On August 20, 2012, the Eleventh Circuit held in Seff v. Broward County, Florida that the ADA’s safe harbor provision allows employers to deduct a fee from the paychecks of employees who choose not to participate in a wellness program.
Broward County offers its employees a group health insurance plan. Beginning in 2009, employees enrolling in the plan became eligible to participate in a wellness program sponsored by the County’s group health insurer. The program included a biometric screening and an online health risk questionnaire. Based on this information, the group health insurer would then identify those employees who had one of five diseases: asthma; hypertension; diabetes; congestive heart failure; or kidney disease. Employees suffering from any of these five diseases received the opportunity to participate in coaching programs created to address each condition, after which the employees became eligible to receive co-pay waivers for certain medications.
Notably, participation in the employee wellness program was not a condition for enrollment in the County’s group health plan. However, the County imposed a $20 charge beginning in April 2010 on each biweekly paycheck issued to employees who enrolled in the group health insurance plan but refused to participate in the employee wellness program.
Under the ADA, a “covered entity” cannot “require a medical examination” and “make inquiries of an employee as to whether such employee is an individual with a disability or as to the nature or severity of the disability, unless such examination or inquiry is shown to be job-related and consistent with business necessity.” 42 U.S.C. §12112(d)(4)(A). However, the statute has a safe harbor provision that exempts certain insurance plans from the ADA’s general prohibitions, including the prohibition on “required” medical examinations and disability-related inquiries. 42 U.S.C. §12201(c)(2). The safe harbor provision states that the ADA will not be construed to prohibit a covered entity from establishing, sponsoring, observing or administering the terms of a bona fide benefit plan that is based on underwriting risks, classifying risks, or administering such risks that are based on or not consistent with state law.

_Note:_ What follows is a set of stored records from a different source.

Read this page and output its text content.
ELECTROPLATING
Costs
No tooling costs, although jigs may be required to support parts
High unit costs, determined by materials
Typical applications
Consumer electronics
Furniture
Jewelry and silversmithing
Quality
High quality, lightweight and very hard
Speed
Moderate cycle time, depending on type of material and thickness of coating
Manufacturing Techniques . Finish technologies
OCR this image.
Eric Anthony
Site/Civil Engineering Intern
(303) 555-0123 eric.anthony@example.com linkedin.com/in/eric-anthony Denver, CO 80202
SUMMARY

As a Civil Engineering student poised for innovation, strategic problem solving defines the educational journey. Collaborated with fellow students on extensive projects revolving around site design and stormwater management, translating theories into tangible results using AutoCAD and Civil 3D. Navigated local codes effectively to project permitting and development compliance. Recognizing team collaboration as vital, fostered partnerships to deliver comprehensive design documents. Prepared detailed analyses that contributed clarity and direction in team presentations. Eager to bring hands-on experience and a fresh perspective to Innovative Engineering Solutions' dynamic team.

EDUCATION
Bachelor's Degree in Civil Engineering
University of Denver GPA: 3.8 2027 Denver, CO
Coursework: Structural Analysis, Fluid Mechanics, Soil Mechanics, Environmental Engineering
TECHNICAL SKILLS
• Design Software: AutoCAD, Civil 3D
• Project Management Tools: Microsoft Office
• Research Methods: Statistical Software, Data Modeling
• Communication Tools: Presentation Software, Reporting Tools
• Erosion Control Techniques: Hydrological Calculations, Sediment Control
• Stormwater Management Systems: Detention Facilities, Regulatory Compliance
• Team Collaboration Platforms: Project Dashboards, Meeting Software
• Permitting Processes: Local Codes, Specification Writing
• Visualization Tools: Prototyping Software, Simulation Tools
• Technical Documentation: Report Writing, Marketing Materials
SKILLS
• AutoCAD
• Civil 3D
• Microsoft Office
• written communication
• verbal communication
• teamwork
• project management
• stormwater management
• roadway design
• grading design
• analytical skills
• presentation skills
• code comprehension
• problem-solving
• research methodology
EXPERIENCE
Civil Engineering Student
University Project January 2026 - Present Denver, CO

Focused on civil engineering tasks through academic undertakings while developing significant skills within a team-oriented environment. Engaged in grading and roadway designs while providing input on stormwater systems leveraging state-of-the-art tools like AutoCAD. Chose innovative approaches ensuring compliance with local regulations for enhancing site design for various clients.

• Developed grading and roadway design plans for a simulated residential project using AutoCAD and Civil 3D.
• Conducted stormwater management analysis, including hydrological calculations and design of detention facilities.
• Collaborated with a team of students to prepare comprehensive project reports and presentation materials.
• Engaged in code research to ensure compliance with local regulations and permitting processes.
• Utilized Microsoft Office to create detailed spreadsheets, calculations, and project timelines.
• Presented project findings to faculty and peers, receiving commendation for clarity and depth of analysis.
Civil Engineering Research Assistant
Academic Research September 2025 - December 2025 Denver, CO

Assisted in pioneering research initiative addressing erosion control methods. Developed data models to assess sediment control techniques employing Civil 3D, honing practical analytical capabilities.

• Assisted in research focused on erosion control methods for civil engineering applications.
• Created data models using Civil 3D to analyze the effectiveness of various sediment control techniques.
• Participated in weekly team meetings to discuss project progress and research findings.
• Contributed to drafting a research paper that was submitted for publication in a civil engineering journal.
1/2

The plaintiff, Bradley Seff, is a former employee of the County and was one of the employees whose paychecks were reduced by $20 for refusing to participate in the wellness program. He filed a class action against the County related to this deduction, although the County has since stopped deducting the fee from employees’ paychecks. The District Court granted the County’s motion for summary judgment, holding that the employee wellness program fell within the ADA’s safe harbor provision because it was a term of a bona fide benefit plan. The Eleventh Circuit agreed. Because the wellness program was part of the contract to provide the County with a group health plan, the program was only available to group plan enrollees, and the County presented the program as part of its group plan in employee handouts. Thus, the Appellate Court held, it was proper for the District Court to find that the wellness program was a “term” of the County’s group health insurance plan and, therefore, fell within the ADA’s safe harbor provision.
To be clear, the Seff decision does not mean that every employer with a wellness program in place can impose penalties through paycheck deductions for employees who decline to participate in the program. Employers that have wellness programs in place must determine whether such programs are a part of the employer’s group health insurance plan. But if they are, Seff holds that the ADA will not be interpreted to prohibit employers from administering the terms of the plan.
Completely separate from the ADA and therefore outside the scope of this posting, please note that there are other potential legal compliance challenges to address, depending on the design of any given employer-sponsored wellness program, including the type of incentive or reward offered for healthy behaviors. For example, employers commonly face questions about the income tax treatment of employer-provided incentives, and also compliance questions raised under ERISA, HIPAA, COBRA, GINA, and the ADEA.